Repurpose Your Wardrobe
We know, you really want to “refresh” your staples for the season. So do we. But while you attempt to lower your overhead, you almost have to take the word “shopping” out of your vocab. If you find yourself justifying a new $200 pair of jeans because your old favorite ones are ripped, take said old ones to a seamstress and have them sewn up. That’s true for shoes, too. A trip to the cobbler is way more economical than a whole new arsenal of heels and boots.
Ignore the Fomo
We all feel FOMO (fear of missing out). You may feel it when all your friends are planning a girls’ trip to the Keys at a five-star resort, or when everyone you know has a time-share in the Hamptons, or even if everyone seems to have their kid in some fancy private school, while yours is in public. FOMO rears its ugly head often, and when it does, you have to look it squarely in the eye and say: “back the hell up. I’m good.”
Live Somewhere Cheaper
The glamour of living in a sought-after neighborhood is seductive. But it’s also an illusion. Just because you live somewhere fancy doesn’t mean you are. But if you pocket that expensive monthly rent and opt for something more humble (even just for a stint), you’ll poise yourself to be the fanciest one on the block down the line. So stop idealizing the “hip” neighborhoods, and maybe even consider living with a roommate or with family.
Cook at Home
We get it: after a long day of work it’s incredibly tempting to order in or go out. But the fact is, cooking at home is the cheaper route more often than not. Especially if you’re smart about menu planning and stick to healthy, filling meals such as beans, rice and pasta. If you love your night out, fine. But make it a treat, something you do a few times per month, not per week. And when you do go out, skip the wine. One glass usually turns into two or three, and before you know it, you’ve spent an extra $30-$40 on booze alone.
Pay a Mortgage, Not Rent
Advising you to pay anything might seem counter-intuitive when we’re talking about lowering overhead, but a key part of the self-made agenda is to, at some point when you’re ready and able, to swap your monthly rent for a monthly mortgage.

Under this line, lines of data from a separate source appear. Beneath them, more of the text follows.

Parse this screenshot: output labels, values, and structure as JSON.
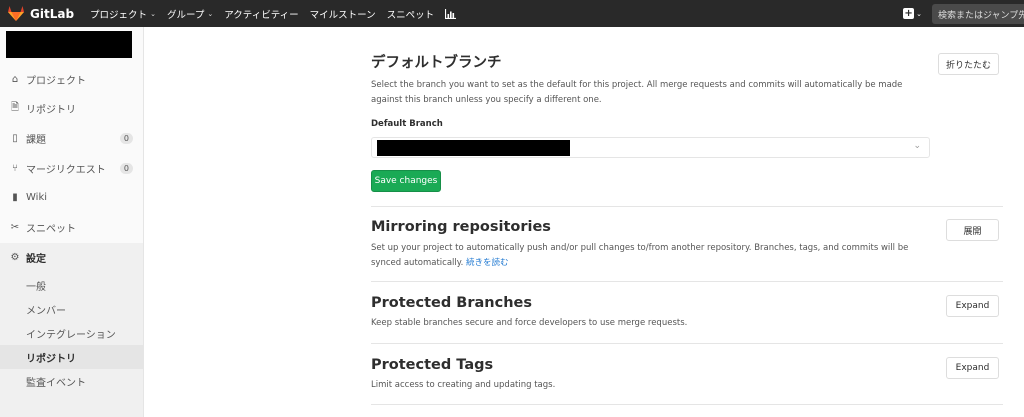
{
  "topbar": {
    "brand": "GitLab",
    "nav": [
      {
        "label": "プロジェクト",
        "dropdown": true
      },
      {
        "label": "グループ",
        "dropdown": true
      },
      {
        "label": "アクティビティー",
        "dropdown": false
      },
      {
        "label": "マイルストーン",
        "dropdown": false
      },
      {
        "label": "スニペット",
        "dropdown": false
      }
    ],
    "chart_icon": "chart-icon",
    "new_icon": "plus-square-icon",
    "search_placeholder": "検索またはジャンプ先"
  },
  "sidebar": {
    "items": [
      {
        "label": "プロジェクト",
        "icon": "home-icon"
      },
      {
        "label": "リポジトリ",
        "icon": "file-icon"
      },
      {
        "label": "課題",
        "icon": "issues-icon",
        "count": "0"
      },
      {
        "label": "マージリクエスト",
        "icon": "merge-request-icon",
        "count": "0"
      },
      {
        "label": "Wiki",
        "icon": "book-icon"
      },
      {
        "label": "スニペット",
        "icon": "scissors-icon"
      }
    ],
    "settings": {
      "label": "設定",
      "icon": "gear-icon",
      "sub": [
        {
          "label": "一般"
        },
        {
          "label": "メンバー"
        },
        {
          "label": "インテグレーション"
        },
        {
          "label": "リポジトリ",
          "active": true
        },
        {
          "label": "監査イベント"
        }
      ]
    }
  },
  "main": {
    "default_branch": {
      "title": "デフォルトブランチ",
      "description": "Select the branch you want to set as the default for this project. All merge requests and commits will automatically be made against this branch unless you specify a different one.",
      "collapse_label": "折りたたむ",
      "field_label": "Default Branch",
      "save_label": "Save changes"
    },
    "mirroring": {
      "title": "Mirroring repositories",
      "description": "Set up your project to automatically push and/or pull changes to/from another repository. Branches, tags, and commits will be synced automatically.",
      "read_more": "続きを読む",
      "expand_label": "展開"
    },
    "protected_branches": {
      "title": "Protected Branches",
      "description": "Keep stable branches secure and force developers to use merge requests.",
      "expand_label": "Expand"
    },
    "protected_tags": {
      "title": "Protected Tags",
      "description": "Limit access to creating and updating tags.",
      "expand_label": "Expand"
    }
  }
}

Why? Because once that mortgage is paid off, you flat out own something. When you doll out rent month-to-month, all you do is create more and more deficit.
As Nely says, “don’t be grandiose.” This means: don’t think you have to live in your dream house, drive your dream car, and own your dream wardrobe all at once. It means you train yourself to become willing to live more humbly for the sake of a greater good. It means you start to acknowledge that life is way deeper than just an amassment of things.